Denn auch wenn es so scheinen mag: Raab ist noch nicht "ewig" im deutschen Privatfernsehen unterwegs. Er ist sogar ein vergleichsweise spät Berufener. 1993 machte der gebürtige Kölner seine ersten Schritte beim Musik.ender Viva. Da war er schon jenseits der 25. Und hatte eine Metzgerlehre abgeschlossen und sich als Jingle-Schreiber verdingt. Die nächsten Karrieresprünge gelangen mithilfe wohldosierter Anarchie.

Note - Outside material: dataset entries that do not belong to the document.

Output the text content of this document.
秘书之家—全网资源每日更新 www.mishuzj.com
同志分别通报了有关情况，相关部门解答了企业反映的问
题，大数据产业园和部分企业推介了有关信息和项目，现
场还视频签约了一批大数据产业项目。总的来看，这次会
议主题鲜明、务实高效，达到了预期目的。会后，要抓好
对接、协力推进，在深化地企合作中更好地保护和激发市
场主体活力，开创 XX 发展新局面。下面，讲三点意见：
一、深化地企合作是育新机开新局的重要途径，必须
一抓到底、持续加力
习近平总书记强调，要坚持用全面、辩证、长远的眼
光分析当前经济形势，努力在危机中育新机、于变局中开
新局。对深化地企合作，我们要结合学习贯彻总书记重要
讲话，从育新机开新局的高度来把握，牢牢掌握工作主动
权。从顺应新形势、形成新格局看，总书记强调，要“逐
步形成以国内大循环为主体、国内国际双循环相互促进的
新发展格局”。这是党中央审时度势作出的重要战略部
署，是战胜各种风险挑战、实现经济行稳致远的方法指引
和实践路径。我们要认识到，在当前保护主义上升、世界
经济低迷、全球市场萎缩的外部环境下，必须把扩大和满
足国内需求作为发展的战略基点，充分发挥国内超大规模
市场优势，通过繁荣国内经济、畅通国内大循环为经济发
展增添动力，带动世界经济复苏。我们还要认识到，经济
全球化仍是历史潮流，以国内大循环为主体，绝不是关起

Berti Vogts als Karriere-Boost
In seiner Show "Vivasion" klampfte Raab zwischen skurrilen Sitzmöbeln auf der Ukulele und verunglimpfte Stars wie Moses Pelham - was die nicht immer lustig fanden. Ein TV-Spontan-Rap über den damaligen Fußball-Bundestrainer Berti Vogts ("wer sieht hinten aus wie vorn: Bööörti, Bööörti Vogts") entwickelte sich zum Hit. Raab sang in der ZDF-Hitparade und schwieg in Dieter Thomas Hecks "Goldener Stimmgabel" zum Playback. Der damals 30-Jährige wurde so eine Art singender und anstrengender Junge-Leute-Harald-Schmidt. Eine Mixtur, bei der ProSieben zuschlagen musste.

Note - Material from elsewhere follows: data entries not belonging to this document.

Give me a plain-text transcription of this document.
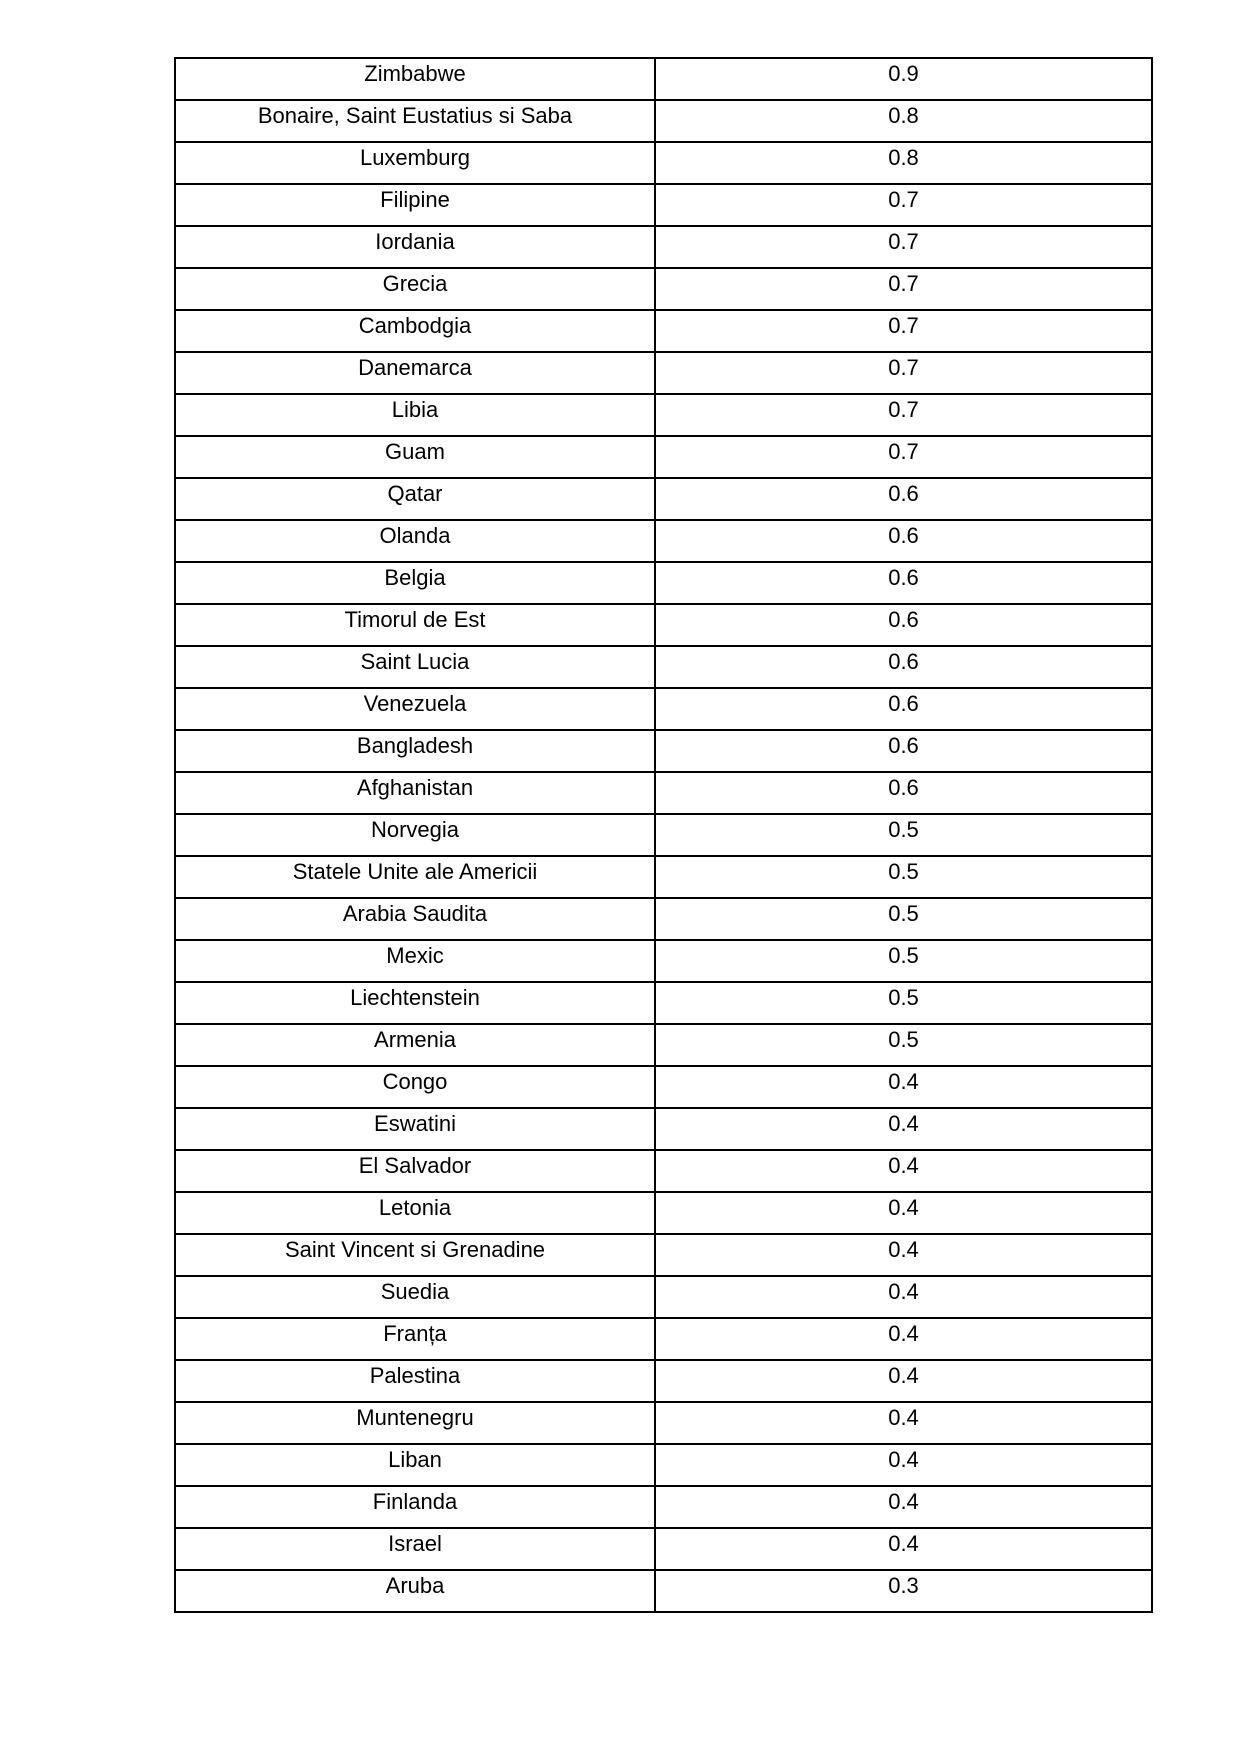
Zimbabwe	0.9
Bonaire, Saint Eustatius si Saba	0.8
Luxemburg	0.8
Filipine	0.7
Iordania	0.7
Grecia	0.7
Cambodgia	0.7
Danemarca	0.7
Libia	0.7
Guam	0.7
Qatar	0.6
Olanda	0.6
Belgia	0.6
Timorul de Est	0.6
Saint Lucia	0.6
Venezuela	0.6
Bangladesh	0.6
Afghanistan	0.6
Norvegia	0.5
Statele Unite ale Americii	0.5
Arabia Saudita	0.5
Mexic	0.5
Liechtenstein	0.5
Armenia	0.5
Congo	0.4
Eswatini	0.4
El Salvador	0.4
Letonia	0.4
Saint Vincent si Grenadine	0.4
Suedia	0.4
Franța	0.4
Palestina	0.4
Muntenegru	0.4
Liban	0.4
Finlanda	0.4
Israel	0.4
Aruba	0.3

Ab 1999 macht Raab dort "TV Total". Und wurde damit auch offiziell die Schmidt-Late-Night-Alternative. Ein Status, über den Raab aber schnell hinauswuchs. Weil er alles machte. Und scheinbar alles konnte: TV-Talkereien und -Blödeleien. Auf den ersten Blick billige, aber wohl gewählte Trash-Hits. Pop-Musik allgemein, ESC im Speziellen. Und Showkonzepte mit Erfolgsgarantie.
Hauptsache Wettbewerb
Noch vor seinem Wechsel ins "große" TV schrieb Raab prägende Musik. Für Guildo Horn den ESC-Hit "Guildo hat euch lieb", Platz sieben stand am Ende zu Buche. Kurz danach versuchte sich Raab mit "Wadde Hadde Dudde Da?" selbst im Eurovision-Schlagerland - Platz fünf. Nebenbei formte er immer wieder mal "TV Total"-Samples zu Charterfolgen: "Maschen-Draht-Zaun", "Ö La Palöma Blanca", und "DJ Bundeskanzler" mit "Ho' Mir Ma Ne Flasche Bier". Oder auch eine Dame, die "Ich liebe deutsche Land" sang.

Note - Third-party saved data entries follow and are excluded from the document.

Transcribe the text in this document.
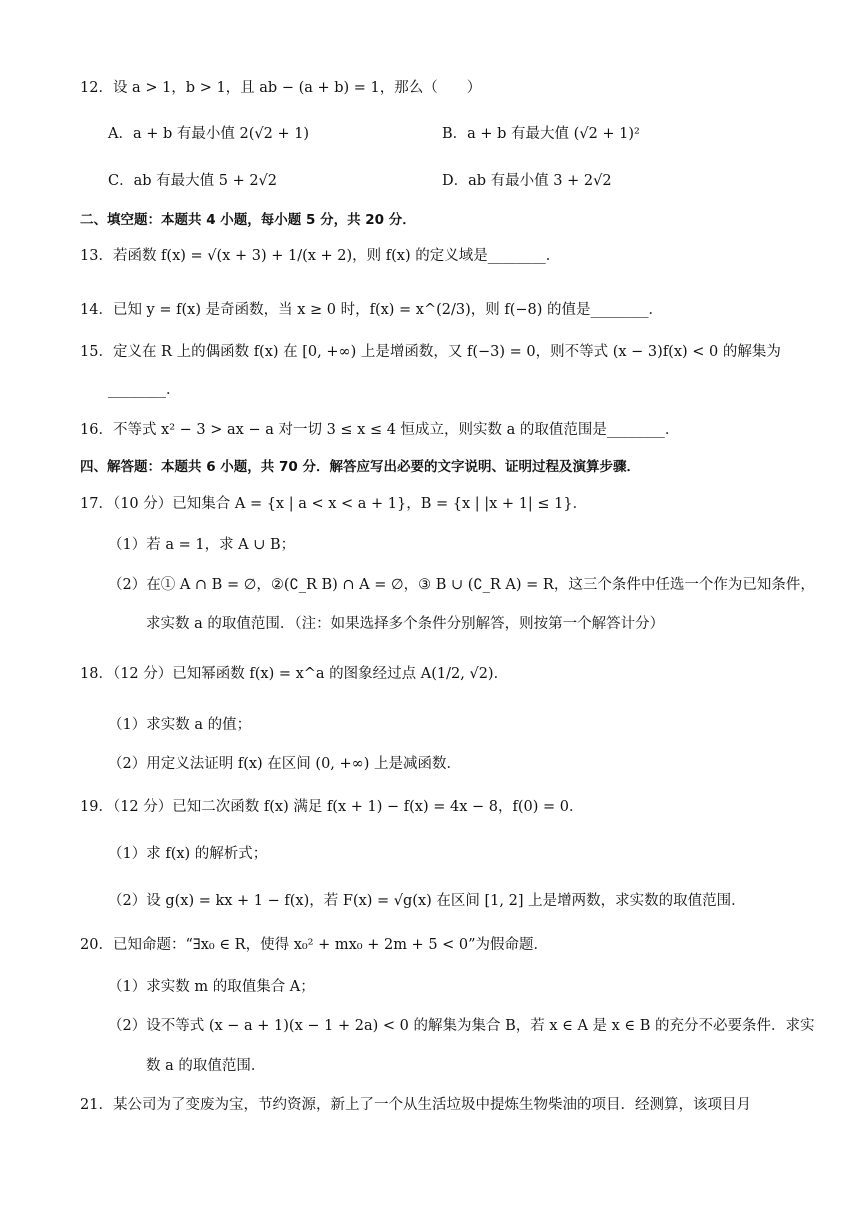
12．设 a > 1，b > 1，且 ab − (a + b) = 1，那么（　　）
A．a + b 有最小值 2(√2 + 1)	B．a + b 有最大值 (√2 + 1)²
C．ab 有最大值 5 + 2√2	D．ab 有最小值 3 + 2√2
二、填空题：本题共 4 小题，每小题 5 分，共 20 分．
13．若函数 f(x) = √(x + 3) + 1/(x + 2)，则 f(x) 的定义域是________．
14．已知 y = f(x) 是奇函数，当 x ≥ 0 时，f(x) = x^(2/3)，则 f(−8) 的值是________．
15．定义在 R 上的偶函数 f(x) 在 [0, +∞) 上是增函数，又 f(−3) = 0，则不等式 (x − 3)f(x) < 0 的解集为
________．
16．不等式 x² − 3 > ax − a 对一切 3 ≤ x ≤ 4 恒成立，则实数 a 的取值范围是________．
四、解答题：本题共 6 小题，共 70 分．解答应写出必要的文字说明、证明过程及演算步骤．
17．（10 分）已知集合 A = {x | a < x < a + 1}，B = {x | |x + 1| ≤ 1}．
（1）若 a = 1，求 A ∪ B；
（2）在① A ∩ B = ∅，②(∁_R B) ∩ A = ∅，③ B ∪ (∁_R A) = R，这三个条件中任选一个作为已知条件，
求实数 a 的取值范围．（注：如果选择多个条件分别解答，则按第一个解答计分）
18．（12 分）已知幂函数 f(x) = x^a 的图象经过点 A(1/2, √2)．
（1）求实数 a 的值；
（2）用定义法证明 f(x) 在区间 (0, +∞) 上是减函数．
19．（12 分）已知二次函数 f(x) 满足 f(x + 1) − f(x) = 4x − 8，f(0) = 0．
（1）求 f(x) 的解析式；
（2）设 g(x) = kx + 1 − f(x)，若 F(x) = √g(x) 在区间 [1, 2] 上是增两数，求实数的取值范围．
20．已知命题：“∃x₀ ∈ R，使得 x₀² + mx₀ + 2m + 5 < 0”为假命题．
（1）求实数 m 的取值集合 A；
（2）设不等式 (x − a + 1)(x − 1 + 2a) < 0 的解集为集合 B，若 x ∈ A 是 x ∈ B 的充分不必要条件．求实
数 a 的取值范围．
21．某公司为了变废为宝，节约资源，新上了一个从生活垃圾中提炼生物柴油的项目．经测算，该项目月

Ebenso produktiv war Raab bald, wenn es darum ging, neue Sendungen auf den Bildschirm zu bringen. Immer ging es dabei um Wettbewerb, meist mit einem pseudo-offiziellen Anstrich: Die "Wok-WM" wurde zum TV-Klassiker, auch der "TV total Boxkampf" und das "TV total Turmspringen" fanden ihre Zuschauer. Mit "Schlag den Raab" wurde der Fernseh-Crack zum ersten Moderator seit Thomas Gottschalk, der bis in die frühen Morgenstunden vor einem Millionenpublikum "überziehen" durfte.
Mann mit Durchblick im Pop-Entwicklungsland
Seine bemerkenswertesten Erfolge feierte Raab aber, wenn er seine Talente kombinieren durfte: Mit eigens erfundenen TV-Wettbewerben zum Thema Musik. Zwei ESC-Top-Ten-Platzierte castete Raab mit Max Mutzke ("Can't Wait Until Tonight") und Roman Lob ("Standing Still"). Eine Siegerin mit Lena ("Satellite") noch dazu. Ohne Raabs Zutun landete Deutschland zuletzt meist auf hinteren Plätzen. Gerade, als wäre Raab der einzige Musik.roduzent mit Durchblick in einem Pop-Entwicklungsland.
Nun also ist Schluss - Schluss mit einigen der meistbeachteten TV-Wettbewerbe, die nicht von der FIFA ausgerichtet werden. Schluss mit Entwicklungshilfe für den deutschen ESC-Vorentscheid. Und das Ende für ein anderes bemerkenswertes Wettrennen: In 22 Jahren vom No-Name zum letzten Pfeiler der deutschen Fernsehszene. Das dürfte Raab so schnell keiner nachmachen.